By Brian Buntz | December 1, 2020

AlphaFold

[The AlphaFold software uncovered this protein structure. Image from DeepMind.]

A Google-owned lab has accurately predicted protein structures, potentially paving the way toward advances in drug discovery.

London-based DeepMind lab has developed a deep-learning program known as AlphaFold that bested roughly 100 efforts to predict protein structures in a contest known as Critical Assessment of Structure Prediction (CASP).

Such proteins are found within the cells of organisms ranging from bacteria to humans. Abnormalities in such proteins play a role in numerous diseases.

Predicting the 3D shape of such proteins has been a vexing challenge for decades, although researchers have made breakthroughs in doing so in recent years.

The structure of such proteins dictates how it functions.

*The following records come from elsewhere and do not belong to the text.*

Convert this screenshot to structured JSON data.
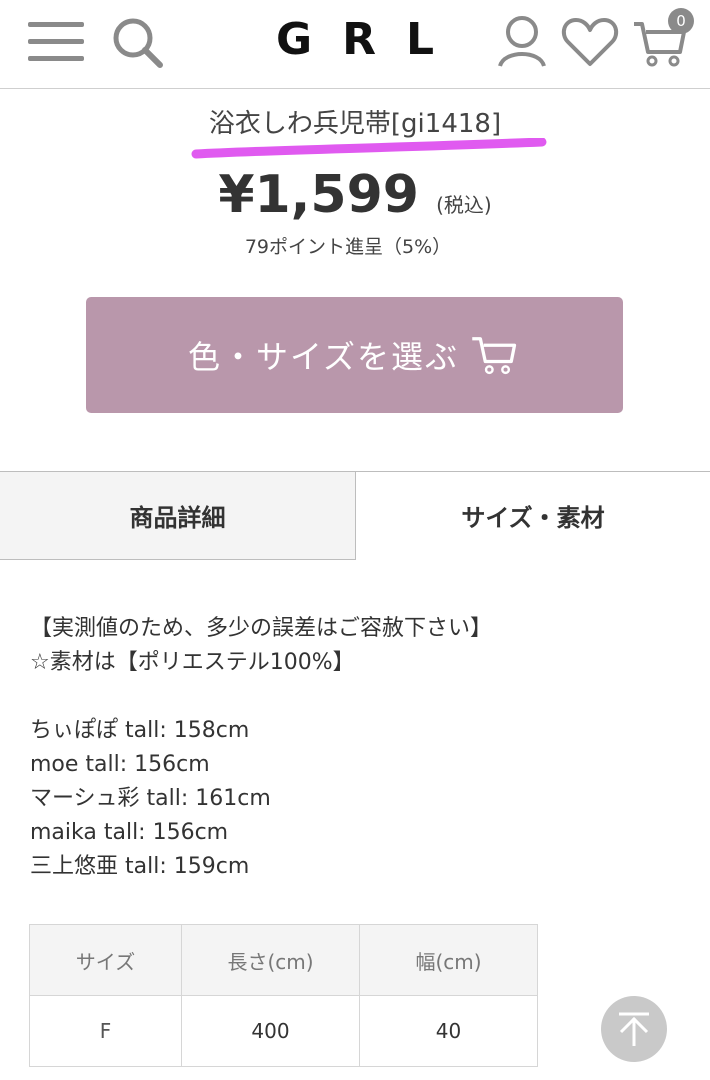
{
  "header": {
    "logo": "GRL",
    "cart_count": "0",
    "icons": [
      "menu-icon",
      "search-icon",
      "user-icon",
      "heart-icon",
      "cart-icon"
    ]
  },
  "product": {
    "title": "浴衣しわ兵児帯[gi1418]",
    "price": "¥1,599",
    "tax_note": "(税込)",
    "points": "79ポイント進呈（5%）"
  },
  "select_button": {
    "label": "色・サイズを選ぶ"
  },
  "tabs": [
    {
      "label": "商品詳細"
    },
    {
      "label": "サイズ・素材"
    }
  ],
  "description": {
    "lines": [
      "【実測値のため、多少の誤差はご容赦下さい】",
      "☆素材は【ポリエステル100%】",
      "",
      "ちぃぽぽ tall: 158cm",
      "moe tall: 156cm",
      "マーシュ彩 tall: 161cm",
      "maika tall: 156cm",
      "三上悠亜 tall: 159cm"
    ]
  },
  "size_table": {
    "headers": [
      "サイズ",
      "長さ(cm)",
      "幅(cm)"
    ],
    "rows": [
      [
        "F",
        "400",
        "40"
      ]
    ]
  },
  "colors": {
    "button": "#b997ab",
    "highlight": "#e05af0",
    "tab_inactive_bg": "#f4f4f4"
  }
}
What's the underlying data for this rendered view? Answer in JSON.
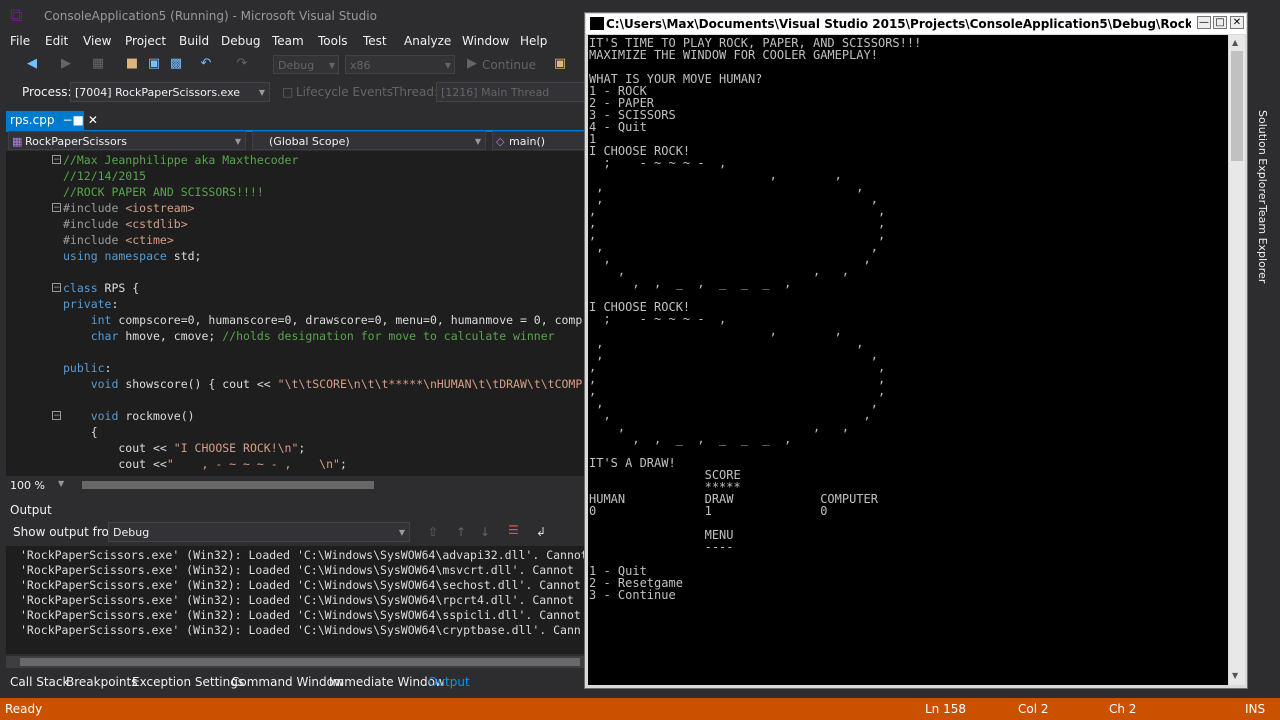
{
  "window": {
    "title": "ConsoleApplication5 (Running) - Microsoft Visual Studio"
  },
  "menu": [
    "File",
    "Edit",
    "View",
    "Project",
    "Build",
    "Debug",
    "Team",
    "Tools",
    "Test",
    "Analyze",
    "Window",
    "Help"
  ],
  "toolbar": {
    "config": "Debug",
    "platform": "x86",
    "continue_label": "Continue"
  },
  "process_bar": {
    "process_label": "Process:",
    "process_value": "[7004] RockPaperScissors.exe",
    "lifecycle_label": "Lifecycle Events",
    "thread_label": "Thread:",
    "thread_value": "[1216] Main Thread"
  },
  "editor": {
    "tab_label": "rps.cpp",
    "nav_project": "RockPaperScissors",
    "nav_scope": "(Global Scope)",
    "nav_member": "main()",
    "zoom": "100 %",
    "lines": [
      [
        {
          "t": "//Max Jeanphilippe aka Maxthecoder",
          "c": "c-com"
        }
      ],
      [
        {
          "t": "//12/14/2015",
          "c": "c-com"
        }
      ],
      [
        {
          "t": "//ROCK PAPER AND SCISSORS!!!!",
          "c": "c-com"
        }
      ],
      [
        {
          "t": "#include ",
          "c": "c-inc"
        },
        {
          "t": "<iostream>",
          "c": "c-hdr"
        }
      ],
      [
        {
          "t": "#include ",
          "c": "c-inc"
        },
        {
          "t": "<cstdlib>",
          "c": "c-hdr"
        }
      ],
      [
        {
          "t": "#include ",
          "c": "c-inc"
        },
        {
          "t": "<ctime>",
          "c": "c-hdr"
        }
      ],
      [
        {
          "t": "using namespace ",
          "c": "c-kw"
        },
        {
          "t": "std;",
          "c": ""
        }
      ],
      [
        {
          "t": "",
          "c": ""
        }
      ],
      [
        {
          "t": "class ",
          "c": "c-kw"
        },
        {
          "t": "RPS {",
          "c": ""
        }
      ],
      [
        {
          "t": "private",
          "c": "c-kw"
        },
        {
          "t": ":",
          "c": ""
        }
      ],
      [
        {
          "t": "    int ",
          "c": "c-kw"
        },
        {
          "t": "compscore=0, humanscore=0, drawscore=0, menu=0, humanmove = 0, comp",
          "c": ""
        }
      ],
      [
        {
          "t": "    char ",
          "c": "c-kw"
        },
        {
          "t": "hmove, cmove; ",
          "c": ""
        },
        {
          "t": "//holds designation for move to calculate winner",
          "c": "c-com"
        }
      ],
      [
        {
          "t": "",
          "c": ""
        }
      ],
      [
        {
          "t": "public",
          "c": "c-kw"
        },
        {
          "t": ":",
          "c": ""
        }
      ],
      [
        {
          "t": "    void ",
          "c": "c-kw"
        },
        {
          "t": "showscore() { cout << ",
          "c": ""
        },
        {
          "t": "\"\\t\\tSCORE\\n\\t\\t*****\\nHUMAN\\t\\tDRAW\\t\\tCOMP",
          "c": "c-str"
        }
      ],
      [
        {
          "t": "",
          "c": ""
        }
      ],
      [
        {
          "t": "    void ",
          "c": "c-kw"
        },
        {
          "t": "rockmove()",
          "c": ""
        }
      ],
      [
        {
          "t": "    {",
          "c": ""
        }
      ],
      [
        {
          "t": "        cout << ",
          "c": ""
        },
        {
          "t": "\"I CHOOSE ROCK!\\n\"",
          "c": "c-str"
        },
        {
          "t": ";",
          "c": ""
        }
      ],
      [
        {
          "t": "        cout <<",
          "c": ""
        },
        {
          "t": "\"    , - ~ ~ ~ - ,    \\n\"",
          "c": "c-str"
        },
        {
          "t": ";",
          "c": ""
        }
      ]
    ]
  },
  "output": {
    "title": "Output",
    "show_from_label": "Show output from:",
    "source": "Debug",
    "lines": [
      "'RockPaperScissors.exe' (Win32): Loaded 'C:\\Windows\\SysWOW64\\advapi32.dll'. Cannot",
      "'RockPaperScissors.exe' (Win32): Loaded 'C:\\Windows\\SysWOW64\\msvcrt.dll'. Cannot",
      "'RockPaperScissors.exe' (Win32): Loaded 'C:\\Windows\\SysWOW64\\sechost.dll'. Cannot",
      "'RockPaperScissors.exe' (Win32): Loaded 'C:\\Windows\\SysWOW64\\rpcrt4.dll'. Cannot",
      "'RockPaperScissors.exe' (Win32): Loaded 'C:\\Windows\\SysWOW64\\sspicli.dll'. Cannot",
      "'RockPaperScissors.exe' (Win32): Loaded 'C:\\Windows\\SysWOW64\\cryptbase.dll'. Cann"
    ]
  },
  "bottom_tabs": [
    "Call Stack",
    "Breakpoints",
    "Exception Settings",
    "Command Window",
    "Immediate Window",
    "Output"
  ],
  "status": {
    "ready": "Ready",
    "ln": "Ln 158",
    "col": "Col 2",
    "ch": "Ch 2",
    "ins": "INS"
  },
  "side_tabs": [
    "Solution Explorer",
    "Team Explorer"
  ],
  "console": {
    "title": "C:\\Users\\Max\\Documents\\Visual Studio 2015\\Projects\\ConsoleApplication5\\Debug\\RockPaperScisso...",
    "lines": [
      "IT'S TIME TO PLAY ROCK, PAPER, AND SCISSORS!!!",
      "MAXIMIZE THE WINDOW FOR COOLER GAMEPLAY!",
      "",
      "WHAT IS YOUR MOVE HUMAN?",
      "1 - ROCK",
      "2 - PAPER",
      "3 - SCISSORS",
      "4 - Quit",
      "1",
      "I CHOOSE ROCK!",
      "  ;    - ~ ~ ~ -  ,",
      "                         ,        ,",
      " ,                                   ,",
      " ,                                     ,",
      ",                                       ,",
      ",                                       ,",
      ",                                       ,",
      " ,                                     ,",
      "  ,                                   ,",
      "    ,                          ,   ,",
      "      ,  ,  _  ,  _  _  _  ,",
      "",
      "I CHOOSE ROCK!",
      "  ;    - ~ ~ ~ -  ,",
      "                         ,        ,",
      " ,                                   ,",
      " ,                                     ,",
      ",                                       ,",
      ",                                       ,",
      ",                                       ,",
      " ,                                     ,",
      "  ,                                   ,",
      "    ,                          ,   ,",
      "      ,  ,  _  ,  _  _  _  ,",
      "",
      "IT'S A DRAW!",
      "                SCORE",
      "                *****",
      "HUMAN           DRAW            COMPUTER",
      "0               1               0",
      "",
      "                MENU",
      "                ----",
      "",
      "1 - Quit",
      "2 - Resetgame",
      "3 - Continue"
    ]
  }
}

While CASP participants were more accurate in the competition than in years’ past, AlphaFold was an outlier. For protein-folding puzzles deemed moderately difficult, the AlphaFold team scored approximately 90 on a 100-point scale for prediction accuracy. The nearest competitors scored roughly 75.

This was the first year that any team came close to accurately predicting protein shapes. The CASP contest was launched in 1994. Scientists have attempted to solve the “protein-folding problem” for some 50 years.

The improved ability to predict protein structures based on their amino-acid sequence will likely be a boon for drug discovery as it will improve scientists’ ability to comprehend the inner workings of cells.

The traditional manner of determining protein structures has relied on lab experiments. Often, figuring out a precise 3D protein shape can take months or years. And in some respects, however, AlphaFold’s predictions replicated those from laboratory techniques such as X-ray crystallography and cryo-transmission electron microscopy.

But the ability to use artificial intelligence to understand protein folding opens up new avenues for studying organisms and disease.

AlphaFold currently does have limitations. It could not accurately predict structures found using nuclear magnetic resonance imaging. It also struggled to predict individual structures in complexes of proteins.

The peer-reviewed research from DeepMind was published in Nature and Proteins.